# Undeliverable....



## crimson.snwbnny (Nov 24, 2016)

Today before I left the warehouse the attendee told me. That if I cant delivery a package to mark it as no access. And not to use delivery will be too late..
I told him the app sometimes wont give an option other then delivery would be too late.
Explained when I try to choose no access the app will tell me to attempt first, which is stupid when im locked behind a metal gate and no gate access. 
Then he told me well in that case dont mark it as anything just leave it on the itinerary, bring back the packages in the morning. 

Sounds like their getting negative logistics?


----------



## jester121 (Sep 6, 2016)

Heh... yeah, that sounds like they're playing some CYA games. Are you all buddy buddy with them, where they'd ask you a "favor"?


----------



## crimson.snwbnny (Nov 24, 2016)

jester121 said:


> Heh... yeah, that sounds like they're playing some CYA games. Are you all buddy buddy with them, where they'd ask you a "favor"?


Nope. A few know me by name because im there everyday. But I dont know ANY of their names.


----------



## nighthawk398 (Jul 21, 2015)

crimson.snwbnny said:


> Nope.

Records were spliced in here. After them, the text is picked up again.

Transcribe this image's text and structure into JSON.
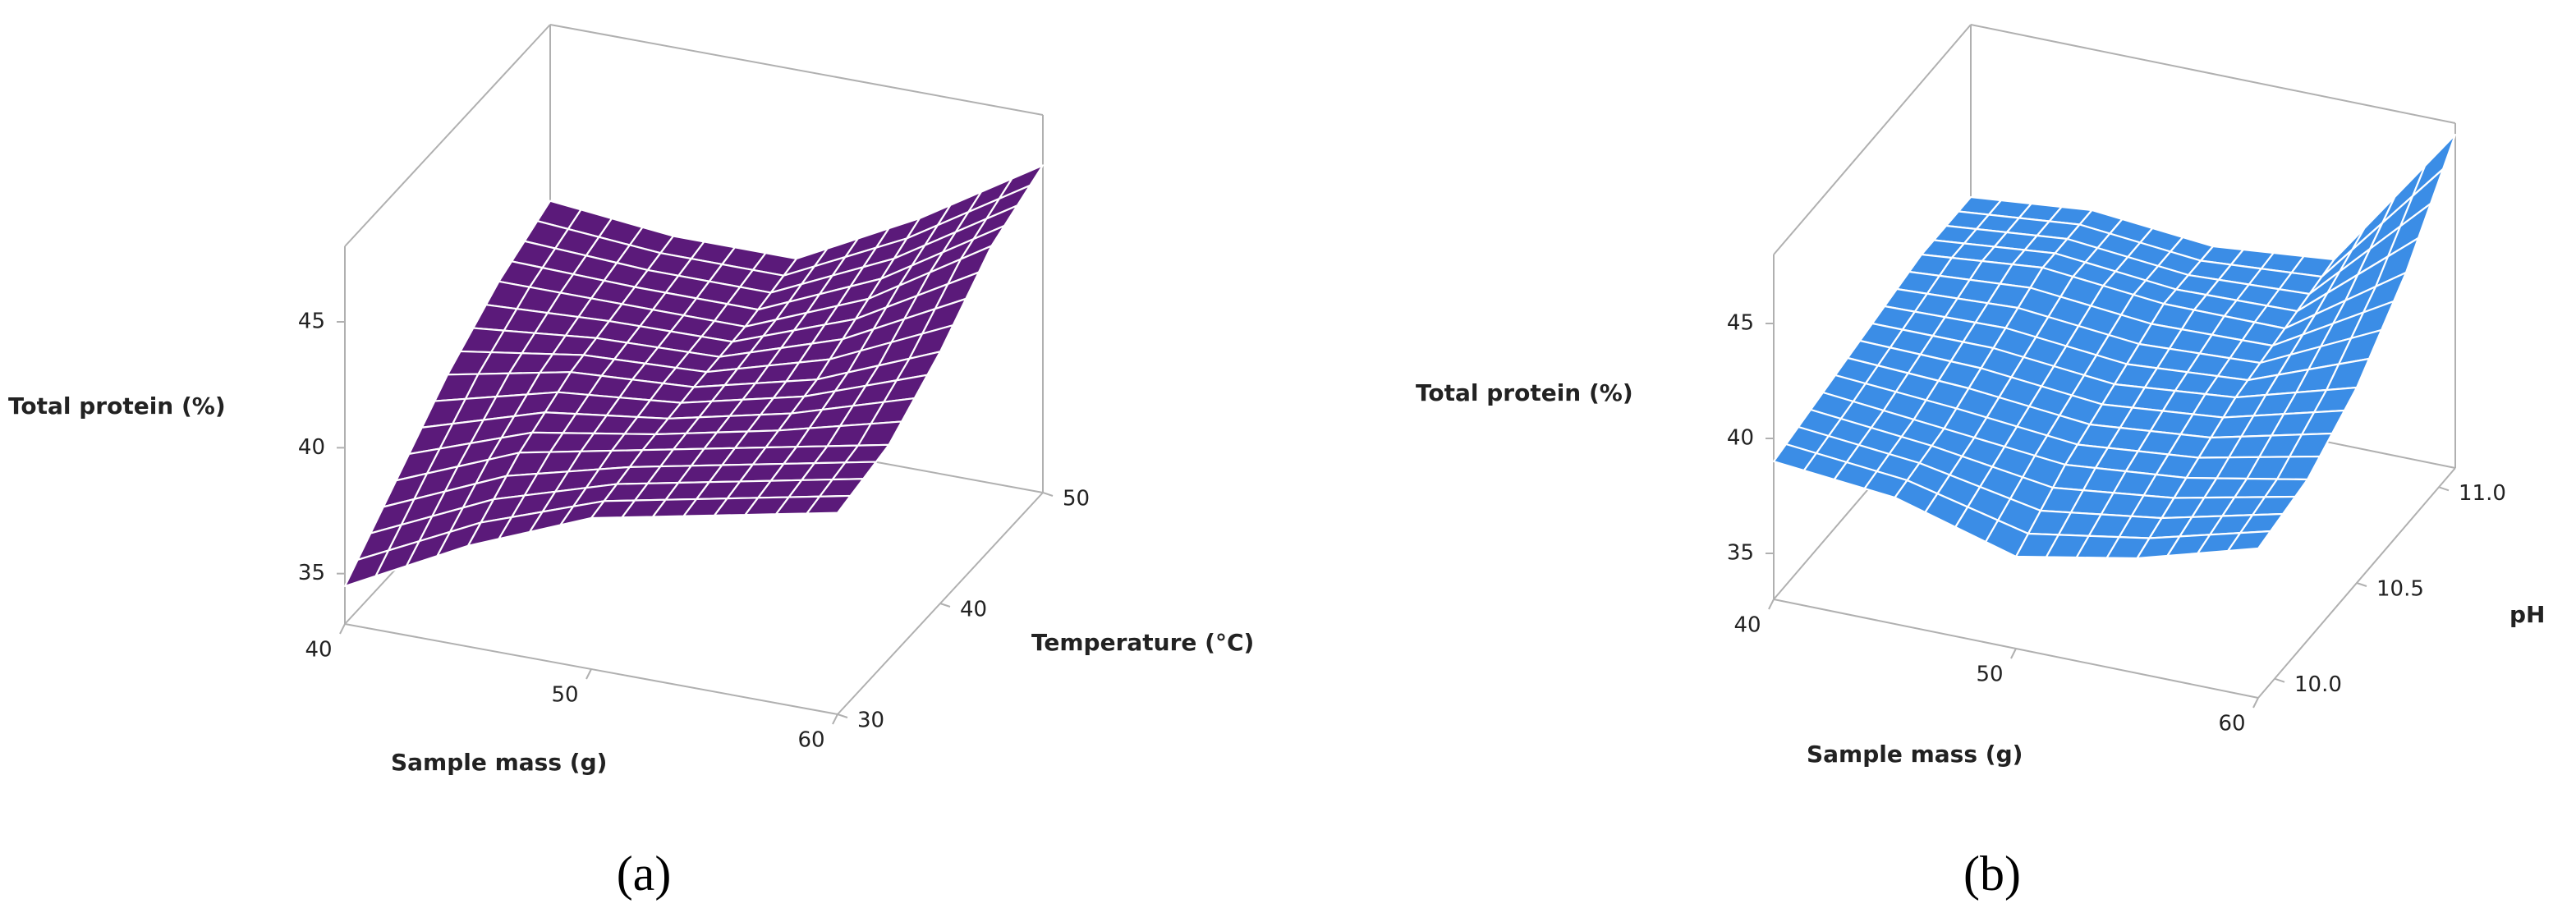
{
  "chart_data": [
    {
      "type": "surface",
      "panel_label": "(a)",
      "color": "#5b1a7a",
      "z_label": "Total protein (%)",
      "x_label": "Sample mass (g)",
      "y_label": "Temperature (°C)",
      "x": [
        40,
        45,
        50,
        55,
        60
      ],
      "y": [
        30,
        35,
        40,
        45,
        50
      ],
      "z": [
        [
          34.5,
          37,
          39,
          40,
          41
        ],
        [
          36.5,
          38.5,
          39.5,
          40.5,
          41.5
        ],
        [
          38.5,
          39.5,
          39.8,
          41,
          43
        ],
        [
          40,
          40,
          40,
          42,
          45
        ],
        [
          41,
          40.5,
          40.5,
          43,
          46
        ]
      ],
      "xlim": [
        40,
        60
      ],
      "ylim": [
        30,
        50
      ],
      "zlim": [
        33,
        48
      ],
      "xticks": [
        40,
        50,
        60
      ],
      "yticks": [
        30,
        40,
        50
      ],
      "zticks": [
        35,
        40,
        45
      ]
    },
    {
      "type": "surface",
      "panel_label": "(b)",
      "color": "#3b8de6",
      "z_label": "Total protein (%)",
      "x_label": "Sample mass (g)",
      "y_label": "pH",
      "x": [
        40,
        45,
        50,
        55,
        60
      ],
      "y": [
        9.9,
        10.2,
        10.5,
        10.8,
        11.1
      ],
      "z": [
        [
          39,
          38.5,
          37,
          38,
          39.5
        ],
        [
          39.5,
          39,
          38.5,
          39,
          40
        ],
        [
          40,
          40,
          39.5,
          40,
          41.5
        ],
        [
          40.5,
          41,
          40.5,
          40.5,
          44
        ],
        [
          40.5,
          41,
          40.5,
          41,
          47.5
        ]
      ],
      "xlim": [
        40,
        60
      ],
      "ylim": [
        9.9,
        11.1
      ],
      "zlim": [
        33,
        48
      ],
      "xticks": [
        40,
        50,
        60
      ],
      "yticks": [
        {
          "value": 10,
          "label": "10.0"
        },
        {
          "value": 10.5,
          "label": "10.5"
        },
        {
          "value": 11,
          "label": "11.0"
        }
      ],
      "zticks": [
        35,
        40,
        45
      ]
    }
  ]
}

A few know me by name because im there everyday. But I dont know ANY of their names.


Lol have you asked?


----------



## crimson.snwbnny (Nov 24, 2016)

nighthawk398 said:


> Lol have you asked?


hahahah no. VALID POINT hahahaha


----------



## oicu812 (Aug 29, 2016)

crimson.snwbnny said:


> Today before I left the warehouse the attendee told me. That if I cant delivery a package to mark it as no access. And not to use delivery will be too late..
> I told him the app sometimes wont give an option other then delivery would be too late.
> Explained when I try to choose no access the app will tell me to attempt first, which is stupid when im locked behind a metal gate and no gate access.
> Then he told me well in that case dont mark it as anything just leave it on the itinerary, bring back the packages in the morning.
> ...


In those cases, you're suppose to call support. They can mark it whatever for you. If you want to mark it undeliverable for whatever reason yourself but you're not inside the geofence because you're behind a locked gate, support can extend the geofence for you and you can mark it yourself for whatever reason.


----------